Ryan Farrell Blog – Full Time Table Tennis in Sweden

After completing my Leaving Cert in June, I decided to defer my college course for the year so that I could play table tennis full-time. Table Tennis has been such an important part of my life, and this was something that I really wanted to do. I am currently living in Eslov, which is a small town near Malmo in the south of Sweden. Eslov is one of the top TT clubs in Sweden, and I knew that it would give me the opportunity to improve my game over the course of the year. 

 Before I moved to Sweden, I played in the Senior Classification, and as always it is an interesting tournament to kick start the season. I managed to get to the semi-finals, eventually losing to Paul McCreery. I was pleased with the result, but I knew that I had a lot to work on once I started playing full-time. 

 I`ve been living here for 7 weeks now, and I`m really enjoying my time. I practice 10 times (approx 20 hours) a week with a rest day on Sunday. I also try to do physical training in the gym 2/3 times a week. Making the transition was a big challenge for me at the start, and it`s something that I`m still adapting to. Playing twice a day is both physically and mentally demanding, but I was well aware that it wasn`t going to be easy! I think it`s really important to rest between sessions. Even a power nap for 30 minutes can give you an energy boost for the next session. Some mornings, I find it difficult to get out of bed, but I always try to remember the reason why I`m here and that’s to improve every single day. During sessions, I always try to practice with total concentration, because if I lose focus I will not benefit from the training. Eslov is a great club with fantastic coaches such as Peter Sartz (who coached Michael Maze from a young age until 2007) and Peter Andersson, a former Swedish International.

 I also play Swedish League for Eslov in Division 2. The team consists of myself, Jake Duffy from Australia and 3 other Swedish players from the club. So far we have played 2 games, winning 1 and losing 1. On a personal note, I managed to win 4/6 matches. League matches are a great experience for me and will only aid my development. We will be playing our next matches on the 28th of November, so that will give us the opportunity to hopefully move up the table. 

I cycle to and from training every day, which usually takes no more than 15 minutes. Unfortunately, while I was coming home from practice one day, I lost concentration and went head first into a lamp post ! I had to get 8 stitches on my forehead, but was lucky not to do any other damage. I was fortunate that a women saw the incident and rang an ambulance. It took me a few days to recover, but I was back practicing within a week. I now have a neat scar on my forehead, which will act as a reminder of my clumsy loss of concentration !!  

 A week after the accident, I played in the Helsinborg Open, competing in the U20’s and Class 1. There were no group matches as it was straight knockout. I managed to win my first match in both events, but lost to seeded opponents in the next round. I was happy with my performance, but I knew there were plenty of areas of my game to improve on in practice. It was also great to catch up with John Murphy and Katie McGlone at the event.

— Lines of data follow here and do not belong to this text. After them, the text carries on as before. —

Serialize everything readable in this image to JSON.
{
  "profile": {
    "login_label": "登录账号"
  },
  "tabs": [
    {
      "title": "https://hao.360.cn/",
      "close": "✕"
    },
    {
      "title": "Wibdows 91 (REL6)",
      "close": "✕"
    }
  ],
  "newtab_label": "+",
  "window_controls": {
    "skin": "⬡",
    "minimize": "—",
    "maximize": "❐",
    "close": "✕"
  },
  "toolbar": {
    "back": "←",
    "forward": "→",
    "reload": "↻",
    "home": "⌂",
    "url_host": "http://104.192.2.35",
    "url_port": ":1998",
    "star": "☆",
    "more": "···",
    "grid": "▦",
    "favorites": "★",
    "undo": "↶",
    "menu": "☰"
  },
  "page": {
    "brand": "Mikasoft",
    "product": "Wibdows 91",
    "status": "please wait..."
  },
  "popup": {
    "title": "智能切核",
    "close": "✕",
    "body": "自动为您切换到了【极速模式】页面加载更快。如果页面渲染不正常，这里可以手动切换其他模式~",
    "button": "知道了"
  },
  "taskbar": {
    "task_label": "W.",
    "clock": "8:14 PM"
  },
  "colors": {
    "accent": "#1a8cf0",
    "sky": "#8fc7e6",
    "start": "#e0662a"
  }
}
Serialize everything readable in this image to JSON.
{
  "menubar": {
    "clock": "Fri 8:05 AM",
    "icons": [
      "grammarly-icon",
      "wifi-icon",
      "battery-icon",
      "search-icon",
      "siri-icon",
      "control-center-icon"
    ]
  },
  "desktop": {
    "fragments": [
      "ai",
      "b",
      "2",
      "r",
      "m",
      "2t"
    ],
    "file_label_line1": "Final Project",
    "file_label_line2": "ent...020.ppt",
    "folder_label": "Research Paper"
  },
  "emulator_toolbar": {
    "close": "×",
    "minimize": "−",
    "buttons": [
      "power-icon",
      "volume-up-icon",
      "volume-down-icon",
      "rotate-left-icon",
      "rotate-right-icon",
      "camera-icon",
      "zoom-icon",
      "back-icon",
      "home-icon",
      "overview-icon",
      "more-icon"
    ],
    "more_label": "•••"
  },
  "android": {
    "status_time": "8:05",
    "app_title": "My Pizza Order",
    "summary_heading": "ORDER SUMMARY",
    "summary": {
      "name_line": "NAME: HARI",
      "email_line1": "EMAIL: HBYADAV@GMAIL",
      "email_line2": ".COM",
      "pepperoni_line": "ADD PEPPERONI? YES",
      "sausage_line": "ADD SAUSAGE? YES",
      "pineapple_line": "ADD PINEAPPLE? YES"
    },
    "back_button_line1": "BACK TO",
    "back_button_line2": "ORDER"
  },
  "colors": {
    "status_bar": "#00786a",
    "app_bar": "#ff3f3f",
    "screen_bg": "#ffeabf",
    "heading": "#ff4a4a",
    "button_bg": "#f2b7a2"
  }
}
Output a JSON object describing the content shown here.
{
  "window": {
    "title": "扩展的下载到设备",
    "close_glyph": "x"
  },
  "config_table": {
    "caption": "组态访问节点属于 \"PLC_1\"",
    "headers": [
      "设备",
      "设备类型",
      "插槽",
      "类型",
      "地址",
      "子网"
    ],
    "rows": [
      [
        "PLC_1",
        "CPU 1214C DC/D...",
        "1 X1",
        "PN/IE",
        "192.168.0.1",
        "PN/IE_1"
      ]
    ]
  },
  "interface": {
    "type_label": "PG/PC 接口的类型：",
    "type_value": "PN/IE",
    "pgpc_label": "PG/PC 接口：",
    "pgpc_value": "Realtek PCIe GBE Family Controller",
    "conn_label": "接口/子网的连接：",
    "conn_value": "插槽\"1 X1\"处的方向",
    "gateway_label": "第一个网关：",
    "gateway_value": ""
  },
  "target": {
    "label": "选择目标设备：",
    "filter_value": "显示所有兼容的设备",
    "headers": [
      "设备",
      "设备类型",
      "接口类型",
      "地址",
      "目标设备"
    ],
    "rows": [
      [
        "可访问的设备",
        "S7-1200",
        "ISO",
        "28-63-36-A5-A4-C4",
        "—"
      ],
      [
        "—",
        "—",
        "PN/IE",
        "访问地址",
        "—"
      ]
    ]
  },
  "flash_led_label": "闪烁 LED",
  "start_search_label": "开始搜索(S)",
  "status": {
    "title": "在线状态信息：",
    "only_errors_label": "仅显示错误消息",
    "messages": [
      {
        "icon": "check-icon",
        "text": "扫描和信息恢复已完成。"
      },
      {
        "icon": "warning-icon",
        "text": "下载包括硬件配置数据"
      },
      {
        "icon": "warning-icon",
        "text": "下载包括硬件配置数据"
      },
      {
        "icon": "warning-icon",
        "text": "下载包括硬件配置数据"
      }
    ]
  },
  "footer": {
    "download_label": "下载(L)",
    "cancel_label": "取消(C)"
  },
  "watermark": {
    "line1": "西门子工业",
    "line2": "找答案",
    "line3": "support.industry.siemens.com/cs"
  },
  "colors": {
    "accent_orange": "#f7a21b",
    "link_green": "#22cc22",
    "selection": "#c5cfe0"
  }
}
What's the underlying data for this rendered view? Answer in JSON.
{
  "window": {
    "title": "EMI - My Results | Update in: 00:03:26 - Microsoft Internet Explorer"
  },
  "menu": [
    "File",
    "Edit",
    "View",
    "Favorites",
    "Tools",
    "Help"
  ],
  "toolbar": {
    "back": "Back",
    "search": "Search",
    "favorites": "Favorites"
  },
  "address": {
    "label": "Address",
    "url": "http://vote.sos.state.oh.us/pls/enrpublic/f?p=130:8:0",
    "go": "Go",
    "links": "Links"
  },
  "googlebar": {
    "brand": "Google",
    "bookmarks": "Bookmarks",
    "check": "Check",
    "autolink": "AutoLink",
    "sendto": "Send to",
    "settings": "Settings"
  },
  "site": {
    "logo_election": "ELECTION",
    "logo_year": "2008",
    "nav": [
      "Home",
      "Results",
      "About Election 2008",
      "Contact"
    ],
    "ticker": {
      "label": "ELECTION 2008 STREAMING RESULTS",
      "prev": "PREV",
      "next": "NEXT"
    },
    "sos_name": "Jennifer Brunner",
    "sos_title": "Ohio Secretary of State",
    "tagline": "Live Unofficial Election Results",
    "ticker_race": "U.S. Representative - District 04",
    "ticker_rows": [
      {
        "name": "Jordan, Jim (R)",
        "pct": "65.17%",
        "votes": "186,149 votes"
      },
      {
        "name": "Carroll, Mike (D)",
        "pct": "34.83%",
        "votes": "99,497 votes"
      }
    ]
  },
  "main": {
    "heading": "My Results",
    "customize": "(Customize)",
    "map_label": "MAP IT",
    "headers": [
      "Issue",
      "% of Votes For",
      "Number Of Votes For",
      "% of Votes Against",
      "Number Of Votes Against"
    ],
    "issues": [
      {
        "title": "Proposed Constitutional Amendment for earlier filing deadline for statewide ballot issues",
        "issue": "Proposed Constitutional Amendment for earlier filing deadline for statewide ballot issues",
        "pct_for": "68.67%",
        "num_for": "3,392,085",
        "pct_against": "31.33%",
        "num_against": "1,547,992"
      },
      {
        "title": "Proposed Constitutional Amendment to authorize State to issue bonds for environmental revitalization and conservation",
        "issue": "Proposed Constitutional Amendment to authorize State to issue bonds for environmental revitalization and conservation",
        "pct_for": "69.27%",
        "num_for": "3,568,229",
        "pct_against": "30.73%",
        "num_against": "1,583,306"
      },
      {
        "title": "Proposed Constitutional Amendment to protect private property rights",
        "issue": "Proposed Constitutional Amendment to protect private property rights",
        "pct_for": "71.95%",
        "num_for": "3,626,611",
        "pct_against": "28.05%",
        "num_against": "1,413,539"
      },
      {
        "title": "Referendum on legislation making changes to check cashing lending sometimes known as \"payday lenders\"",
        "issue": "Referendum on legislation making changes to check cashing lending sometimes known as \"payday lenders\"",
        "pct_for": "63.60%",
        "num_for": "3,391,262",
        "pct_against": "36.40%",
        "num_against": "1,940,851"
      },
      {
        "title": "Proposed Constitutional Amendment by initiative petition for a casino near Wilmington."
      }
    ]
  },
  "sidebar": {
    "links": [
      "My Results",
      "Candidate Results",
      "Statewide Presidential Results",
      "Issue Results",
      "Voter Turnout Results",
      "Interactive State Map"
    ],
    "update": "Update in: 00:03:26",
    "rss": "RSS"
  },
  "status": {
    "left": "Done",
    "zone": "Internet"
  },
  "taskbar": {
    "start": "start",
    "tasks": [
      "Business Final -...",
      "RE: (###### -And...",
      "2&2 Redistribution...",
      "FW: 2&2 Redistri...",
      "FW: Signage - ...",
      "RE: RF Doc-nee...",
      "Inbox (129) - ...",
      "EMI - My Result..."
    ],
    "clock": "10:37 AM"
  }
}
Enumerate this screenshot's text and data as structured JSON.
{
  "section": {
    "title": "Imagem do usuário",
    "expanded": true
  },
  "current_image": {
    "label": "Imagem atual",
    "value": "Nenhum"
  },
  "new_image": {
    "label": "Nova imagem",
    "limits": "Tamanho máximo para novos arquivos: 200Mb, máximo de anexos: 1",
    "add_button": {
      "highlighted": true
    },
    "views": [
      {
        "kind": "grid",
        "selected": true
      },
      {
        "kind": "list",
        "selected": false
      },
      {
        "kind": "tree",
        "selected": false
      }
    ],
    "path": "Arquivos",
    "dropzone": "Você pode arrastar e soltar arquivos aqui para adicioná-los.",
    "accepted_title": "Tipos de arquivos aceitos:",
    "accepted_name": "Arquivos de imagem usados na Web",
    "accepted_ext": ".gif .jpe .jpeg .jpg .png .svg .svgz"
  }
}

Katie is living in Norway at the moment and it`s clear that she is benefiting from this move, as she had some great results in the tournament.

After Helsinborg, I flew back to Ireland to play the Leinster GP. I came back feeling sharp and ready to go, but I left the tournament feeling disappointed as I didn’t reach the level that I was playing at here in Sweden. I progressed to the quarter finals where I met Peter Graham. I was expecting a difficult match as Peter has won our last three encounters with each match going to 5 sets. It was another close game but Peter managed to win 3-1. I think the reason why I didn’t perform as I had hoped was that I put too much pressure on myself. I`ve only been playing full-time for 7 weeks and I probably expected too much of myself. All the adjustments that I`m making to my game won`t happen over night. It will take time for these changes to become embedded in my match play and I just have to be patient. One of my coaches told me that during training sessions we think about our mistakes and try to find a way to fix them. But, during matches we just play as there is no time to think about changing our technique. It was really important for me to realise this, because I use to think that if I adjusted my technique in practice that it would automatically adapt to match play, but that’s not the case. The more we work on these changes in training, the more noticeable they will be in matches. So I just have to keep practicing to develop my game, and I know that the hard work will pay off in time.  

 My next competition will be the Senior 6 Nations on the 13th-15th  of November. I will be joining Paul McCreery, Gavin Maguire and Ashley Robinson on the team. This will be my first Senior 6 Nations and I`m really looking forward to it. The event is taking place in Ireland, so hopefully the home support will be a big advantage for us and that we can claim some medals! 

That sums up everything I`ve done over the past 7 weeks. It`s been a good start to life in Sweden, and I hope that I can keep progressing over the course of the season.  If you have any questions, feel free to leave me a comment, and I will respond as best as I can. Thanks for reading!